Location de matériel et de mobilier dont redevances de collaboration : ligne 16. Ce poste regroupe :
• Les loyers payés dans le cadre d’une opération de leasing concernant du matériel.
Attention : Les loyers des véhicules automobiles acquis en crédit-bail ou en leasing avecoption d’achat s’enregistrent en frais de voiture (ligne 23).
• Les redevances versées au titulaire par l’assistant collaborateur doivent également faire l’objet d’un report sur la déclaration DAS2 pour tout versement annuel excédant 2 400 €par bénéficiaire.

Entretien réparation : ligne 17. Ce sont les dépenses destinées à maintenir le matériel et les locaux professionnels en bon état et non les dépenses permettant leur amélioration ou leur agencement, qui sont à porter en immobilisation.
Pour les frais de blanchissage du linge professionnel lavé à domicile (exemple : blouses, essuie mains, draps…), il est admis que les dépenses de l’espèce peuvent être évaluées par référence au tarif pratiqué par les blanchisseurs, à la condition qu’il soit conservé trace des calculs effectués. Il faut donc obligatoirement mentionner chaque mois dans le livre-journal le détail des calculs effectués.
S’agissant de comptabilité de trésorerie, les écritures à passer peuvent l’être sous forme de remboursements en espèces par le « professionnel » au « particulier ».Si vous ne respectez pas ces règles, les frais de blanchissage ne sont pas déductibles.
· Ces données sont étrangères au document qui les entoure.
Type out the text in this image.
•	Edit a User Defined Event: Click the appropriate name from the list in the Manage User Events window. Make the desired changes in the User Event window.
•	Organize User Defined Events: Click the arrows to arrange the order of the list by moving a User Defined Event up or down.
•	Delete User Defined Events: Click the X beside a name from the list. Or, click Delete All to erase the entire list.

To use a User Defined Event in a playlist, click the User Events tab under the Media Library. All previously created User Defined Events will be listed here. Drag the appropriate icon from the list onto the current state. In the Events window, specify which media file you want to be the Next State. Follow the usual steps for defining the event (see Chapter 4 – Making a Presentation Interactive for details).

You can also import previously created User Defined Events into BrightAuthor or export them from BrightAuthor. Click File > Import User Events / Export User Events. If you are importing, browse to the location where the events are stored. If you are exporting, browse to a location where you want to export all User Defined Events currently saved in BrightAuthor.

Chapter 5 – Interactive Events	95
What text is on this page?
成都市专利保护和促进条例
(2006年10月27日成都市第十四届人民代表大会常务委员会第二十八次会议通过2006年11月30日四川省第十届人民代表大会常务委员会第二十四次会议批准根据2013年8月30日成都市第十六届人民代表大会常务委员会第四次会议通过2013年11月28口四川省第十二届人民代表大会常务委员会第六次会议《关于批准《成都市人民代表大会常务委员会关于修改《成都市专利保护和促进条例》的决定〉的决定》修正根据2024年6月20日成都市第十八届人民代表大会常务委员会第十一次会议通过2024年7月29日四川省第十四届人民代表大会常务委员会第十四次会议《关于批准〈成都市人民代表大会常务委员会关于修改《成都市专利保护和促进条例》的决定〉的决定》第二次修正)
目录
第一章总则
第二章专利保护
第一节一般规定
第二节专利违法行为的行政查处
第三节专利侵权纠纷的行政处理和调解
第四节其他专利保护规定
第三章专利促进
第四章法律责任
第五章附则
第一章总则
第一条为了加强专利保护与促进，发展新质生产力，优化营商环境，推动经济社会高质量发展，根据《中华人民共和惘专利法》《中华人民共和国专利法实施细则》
Si vous comptabilisez les frais réels (lessive, amortissement, machine à laver, salaire pour le repassage, etc.), vous ne pouvez pas pratiquer la déduction forfaitaire.

Personnel intérimaire : ligne 18. Uniquement si vous faites appel à du personnel par l’intermédiaire d’une agence d’intérim.

Petit outillage : ligne 19. Il s’agit du petit matériel professionnel et du matériel de bureau y compris les meubles »meublants » d’un prix de revient unitaire Hors Taxes inférieur à 500 € (600 € TTC). Cette mesures’applique au renouvellement des meubles meublants, ce qui exclut l’installation initiale.
A ces limites, il convient d’ajouter la TVA., par exemple : un spiromètre de 380 € HT, soit 456 € TTC, est à comptabiliser en petit outillage.

Chauffage, eau, gaz, électricité : ligne 20.

Honoraires ne constituant pas des rétrocessions : ligne 21. Vous devez établir une déclaration DAS 2 pour tous les honoraires versés dont les sommes sont supérieures à 2 400 € par an et par bénéficiaire. Cet imprimé est à adresser à la Direction Générale des Impôts dont relève le tiers déclarant, au plus tard le 30 avril de l’exercice suivant. Adresse disponible sur le site « impots.gouv.fr » à la rubrique Tiers Déclarants Doivent figurer sur cet imprimé :

  • Les honoraires rétrocédés à des confrères ;
  • Les honoraires de notaire, d’avocat, d’expert-comptable, de conseiller juridique,
  • La cotisation versée à votre Association Agréée.
  • Pour les assistants collaborateurs les redevances versées au titulaire du cabinet.

Le défaut même partiel des sommes versées dans le délai prescrit est sanctionné par une amende égale à 50% des sommes non déclarées.

Primes d’assurances : ligne 22. Ce sont les sommes payées à raison des contrats d’assurances conclus dans le cadre de l’exercice de la profession, responsabilité civile professionnelle, multirisque professionnelle.
Les primes d’assurances « perte d’exploitation » sont déductibles dans la mesure où elles couvrent uniquement les frais de fonctionnement du cabinet sans versement d’indemnités journalières. En cas de contrat mixte (risque privé et professionnel) la fraction de prime destinée à couvrir les risques professionnels est déductible à condition d’être nettement individualisée.
Les prestations servies sont imposables en revenus professionnels, elles doivent être comptabilisées en « gains divers » et reportées ligne 6 de la déclaration n° 2035.

Frais de voiture : ligne 23. Ce sont les frais relatifs aux voitures et motos professionnelles.

Autres frais de déplacements : ligne 24. Ce sont les billets de train et d’avion, les frais de taxi et de séjour lors de déplacements professionnels

Charges sociales personnelles : ligne 25.

Case BT (obligatoire). Ce sont les sommes payées au titre de l’assurance vieillesse, l’assurance maladie-maternité, les allocations familiales, les rachats de points de retraite, les cotisations vieillesse du conjoint collaborateur non rémunéré.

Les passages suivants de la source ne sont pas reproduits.